10 julio, 2026
Maduro y los libros (1)

El pasado 26 de junio, el exasesor de Seguridad Nacional, John Bolton, se declaró culpable de retención ilegal de información de defensa nacional. Al admitir ante un tribunal federal que transcribió y retuvo ilegalmente datos clasificados para redactar sus memorias, Bolton operó un cambio procesal: autenticó jurídicamente el contenido material de sus registros.

El libro The room where it happened contiene evidencias de cargos admisibles bajo las Reglas Federales de Evidencia FRE 801(d) (2) y 804(b) (3).

Pasajes donde se lee: “Trump me dijo enfáticamente: ‘Hazlo’, refiriéndose a deshacerse del régimen de Maduro. ‘Esta es la quinta vez que lo pido’, continuó… Trump insistió en que quería opciones militares para Venezuela y luego conservarla porque “en realidad es parte de los Estados Unidos”.

Bajo el derecho penal federal, son pruebas documentales del mens rea (mente criminal) de la Casa Blanca: una conspiración de agresión y apropiación forzada de recursos energéticos estratégicos.

A este expediente se sumó el exdirector del FBI, Andrew McCabe, quien en su libro The threat reveló: “Luego el presidente habló de Venezuela. Ese es el país con el que deberíamos ir a la guerra”, dijo. “Tienen todo ese petróleo y están justo en nuestra puerta trasera”. Días después, desde Bedminster, el propio Trump reiteró públicamente esa línea al declarar la viabilidad de una “posible opción militar”.

Frente a este escenario, la Fiscalía intentará parapetarse en la inmunidad presidencial en política exterior o en la doctrina de las cuestiones políticas. Sin embargo, cuando los máximos ejecutores de la seguridad nacional confiesan judicialmente tales motivaciones, el debate deja de ser político y se torna estrictamente procesal.

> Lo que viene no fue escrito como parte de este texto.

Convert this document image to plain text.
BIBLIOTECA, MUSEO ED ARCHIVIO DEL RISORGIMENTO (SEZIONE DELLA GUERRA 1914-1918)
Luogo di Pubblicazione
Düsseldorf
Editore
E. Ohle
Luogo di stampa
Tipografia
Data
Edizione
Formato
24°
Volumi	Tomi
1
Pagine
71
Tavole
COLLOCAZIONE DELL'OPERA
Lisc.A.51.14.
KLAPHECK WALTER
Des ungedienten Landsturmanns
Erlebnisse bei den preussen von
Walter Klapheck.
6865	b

Estas admisiones demuestran de forma concurrente que las acusaciones penales posteriores no persiguen un fin legítimo de justicia, sino que constituyen un caso de enjuiciamiento vindicativo (vindictive prosecution) y un fraude al tribunal.

El texto adquiere así un peso probatorio definitivo: la defensa cuenta con un arsenal judicializado para forzar la desestimación de cualquier causa relacionada, invocando la doctrina constitucional de la conducta gubernamental indignante (outrageous government conduct), al quedar expuesto que el Ejecutivo utilizó el aparato penal de EEUU de mala fe, al margen de la legalidad.